I noticed in this thread everyone who has actully been shot said the same thing. They didn't know instantly.
I would recomend after bieing shot, First: don't be a target! Second: The adrinelan rush will intensify for a few minutes and you will feel like superman, Depending on where you are hit you should be able to function ok just some body parts won't work. Third You will probably go into shock and not be thinking rationaly in a few minutes.
Just my opinion,but I've been shot three times and twice seriously, all at different times. Once as a kid in the foot from a long way away and twice in Vietnam. once in the gut, and once in the sholder.
 
TylerD45ACP

If your addressing me? Not much to tell. As a 11 year old kid I was riding my bike and felt a stinging in my foot, thought it was a bee sting, my sister noticed blood. We walked back to the house, maby 300 feet, my grandfather took my shoe off, (hurting like hell by then) and took me to doc. and dug a 22bullet out of my arch.
Fast forward to 1968, A group of us were bieing transfered from a APB unit on the green river.

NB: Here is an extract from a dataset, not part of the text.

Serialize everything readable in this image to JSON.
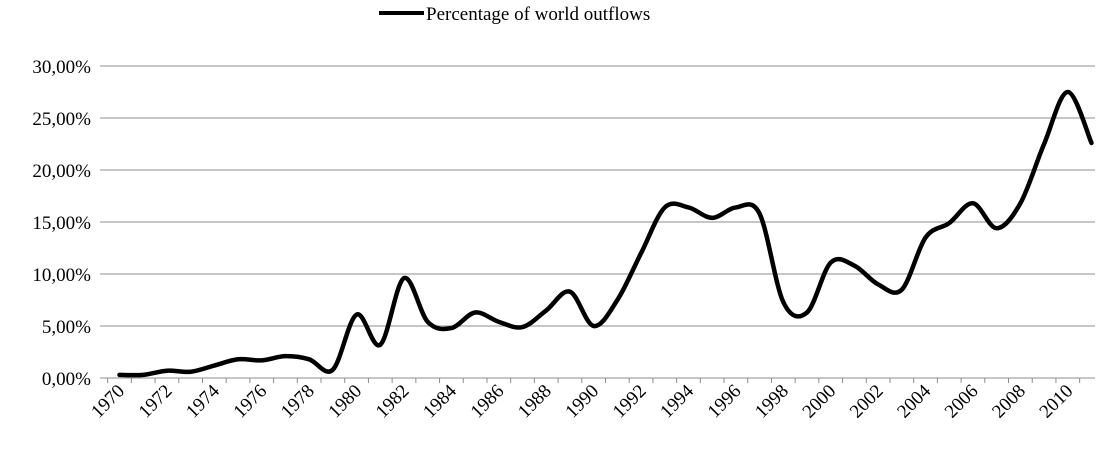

The helo got shot down and we were running to another, A few hundred feet to go I felt a stinging in my right side and saw the guy on my left go down. One of the air crew and someone else picked him up and we ran to the other chopper. as I climed in I thought I hurt my stomach on the edge of the door untill a corman said "That one won't make it, this one's hurt bad" and lifted my shirt up and i saw the hole in my right side. Then I went into shock.
Fast forward to 1972. In a PBR headed up river looking forward and thinking how beautiful the jungle is, something rit me in the sholder hard enough to knock me back and down. I thought it must have been a bird. When I tried to get up my arm wouldent move like it should and I saw blood and realized I had been hit. I was ****** but my buddys woulden't let me get up not long after that i went into shock and woke up in a hospital.